Policiales
Miércoles 30 de Diciembre de 2015

Atentado a Bonfatti: el acusado acordó condena

Aceptó una pena de tres años y medio por la balacera contra el ex gobernador y otras tres causas. En un par de meses quedará libre.

El único acusado por el ataque a balazos contra la vivienda del ex gobernador Antonio Bonfatti acordó un procedimiento abreviado por ese y otros hechos delictivos que se le atribuyen. El acuerdo, que deberá ser homologado por un juez de sentencia los primeros días de febrero, implica la aceptación de una condena de tres años y medio que habilitará al imputado recuperar la libertad en un par de meses. Hasta entonces Emanuel José Sandoval, de 24 años y conocido como "Ema Pimpi", continuará bajo arresto domiciliario tal como está desde hace un año de los dos que lleva en condición de detenido.

El acuerdo judicial entre la defensa de Sandoval y la fiscalía que investigó el atentado contra el ex mandatario santafesino fue objetada por el ministro de Seguridad santafesino, Maximiliano Pullaro, quien dijo a este diario que "en casos de conmoción social la pena no puede ser negociada ya que la sociedad necesita saber qué sucedió a través de un juicio oral y público".

Ataque. El atentado contra Bonfatti ocurrió la noche del 11 de octubre de 2013 en su domicilio particular de Darragueira y Gallo. El entonces gobernador estaba con su esposa y una empleada cuando la vivienda fue acribillada a balazos por hombres que pasaban en una moto a toda velocidad. Si bien hubo cinco detenidos, la jueza de Instrucción Alejandra Rodenas finalmente procesó a dos personas: Sandoval, por amenazas agravadas por el uso de arma y anonimato, abuso de arma y daño calificado, y el policía Pablo Espíndola quien espera una sentencia por encubrimiento agravado.

En diciembre de 2014 Sandoval obtuvo una morigeración de la prisión preventiva y quedó con arresto domiciliario. Y poco más de un mes atrás, en noviembre pasado, la querella que representa a Bonfatti en el caso decidió proseguir la acusación contra Ema Pimpi por entender que no había elementos ni pruebas que lo incriminaran.

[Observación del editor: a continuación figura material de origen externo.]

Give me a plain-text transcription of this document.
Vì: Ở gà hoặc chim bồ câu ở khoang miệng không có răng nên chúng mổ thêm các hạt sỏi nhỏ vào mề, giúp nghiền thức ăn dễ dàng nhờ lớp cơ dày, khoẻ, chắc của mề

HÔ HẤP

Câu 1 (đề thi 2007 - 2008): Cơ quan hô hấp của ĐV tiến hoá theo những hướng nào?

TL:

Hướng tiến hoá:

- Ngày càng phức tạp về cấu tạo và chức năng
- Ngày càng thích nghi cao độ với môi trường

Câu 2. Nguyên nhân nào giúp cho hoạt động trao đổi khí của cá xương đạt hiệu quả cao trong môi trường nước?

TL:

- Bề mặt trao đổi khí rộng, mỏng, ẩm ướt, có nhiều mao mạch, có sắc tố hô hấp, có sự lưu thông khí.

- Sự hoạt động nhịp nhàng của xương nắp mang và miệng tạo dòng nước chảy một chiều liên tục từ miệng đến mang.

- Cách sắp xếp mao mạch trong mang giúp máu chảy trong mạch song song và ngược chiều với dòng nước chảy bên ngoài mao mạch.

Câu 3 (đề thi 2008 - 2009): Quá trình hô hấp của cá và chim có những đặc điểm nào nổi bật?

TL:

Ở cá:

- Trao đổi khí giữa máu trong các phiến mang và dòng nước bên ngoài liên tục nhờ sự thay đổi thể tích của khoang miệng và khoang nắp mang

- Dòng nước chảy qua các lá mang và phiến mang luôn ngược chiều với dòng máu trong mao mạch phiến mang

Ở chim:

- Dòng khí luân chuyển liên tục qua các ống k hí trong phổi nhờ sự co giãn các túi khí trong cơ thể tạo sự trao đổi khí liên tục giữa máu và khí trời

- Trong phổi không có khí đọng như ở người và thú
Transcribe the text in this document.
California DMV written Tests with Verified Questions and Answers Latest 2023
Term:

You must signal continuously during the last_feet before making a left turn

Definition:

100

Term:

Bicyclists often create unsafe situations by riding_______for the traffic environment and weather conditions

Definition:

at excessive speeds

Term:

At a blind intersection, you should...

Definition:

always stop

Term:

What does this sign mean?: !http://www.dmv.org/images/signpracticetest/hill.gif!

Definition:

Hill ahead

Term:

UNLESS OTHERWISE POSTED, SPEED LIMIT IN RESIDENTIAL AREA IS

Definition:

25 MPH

En ese marco, la semana pasada el abogado defensor de Sandoval, Marcos Cella, acordó con el fiscal Enrique Paz un procedimiento abreviado con una pena de tres años y medio por esta causa y otras, entre ellas una condena anterior a tres años por abuso de armas y lesiones, otra imputación similar y una de portación de arma.

Para que la condena se haga efectiva el acuerdo deberá ser homologado en el Juzgado de Sentencia Nº 6, lo que se estima ocurrirá en febrero. Hasta entonces Ema Pimpi seguirá con arresto domiciliario.

Cansado. "Sandoval está cansado y quiere terminar con todo esto", dijo Cella a este diario, para explicar que el acuerdo que firmó su cliente "no implica admitir su responsabilidad en algo que no hizo".

"Como defensor debo decir que durante todo el proceso aseguramos la completa inocencia de Sandoval y en la ausencia de pruebas en su contra", sostuvo el abogado, y detalló el contexto en el que se encuentra su cliente desde que fue implicado en el atentado contra Bonfatti. "Lleva detenido casi 26 meses, de los cuales pasó catorce en las cárceles de Coronda y Piñero. Fue sometido a apremios, vejámenes, torturas y demás. Por la falta de pruebas en su contra obtuvo un arresto domiciliario, pero lleva más de un año en esa situación. Hace un mes le mataron al primo y cinco días atrás la policía irrumpió sin orden judicial y sin motivo en su casa cuando estaba bañando. Lo sacaron de la ducha, lo llevaron hasta el marco de la puerta y le pegaron un tiro en la pierna a él y al hermano de 16 años", detalló Cella.

Objeción. El ministro Pullaro expresó reparos sobre el acuerdo. "En casos de resonancia social, no puede haber abreviado sino oralidad. La sociedad necesita saber qué ocurrió. No puede haber pena negociada en casos como éste de conmoción, ni en casos de pena mayores a ocho años por homicidios y violaciones o de delitos de funcionarios públicos. Saber con certeza, implica que la fiscalía acuse y la defensa exponga", dijo Pullaro, y aclaró que "no se niega el abreviado como instrumento válido para acelerar el sistema penal, pero está pensado que las causas de mayor impacto sean llevadas a un juicio oral y público".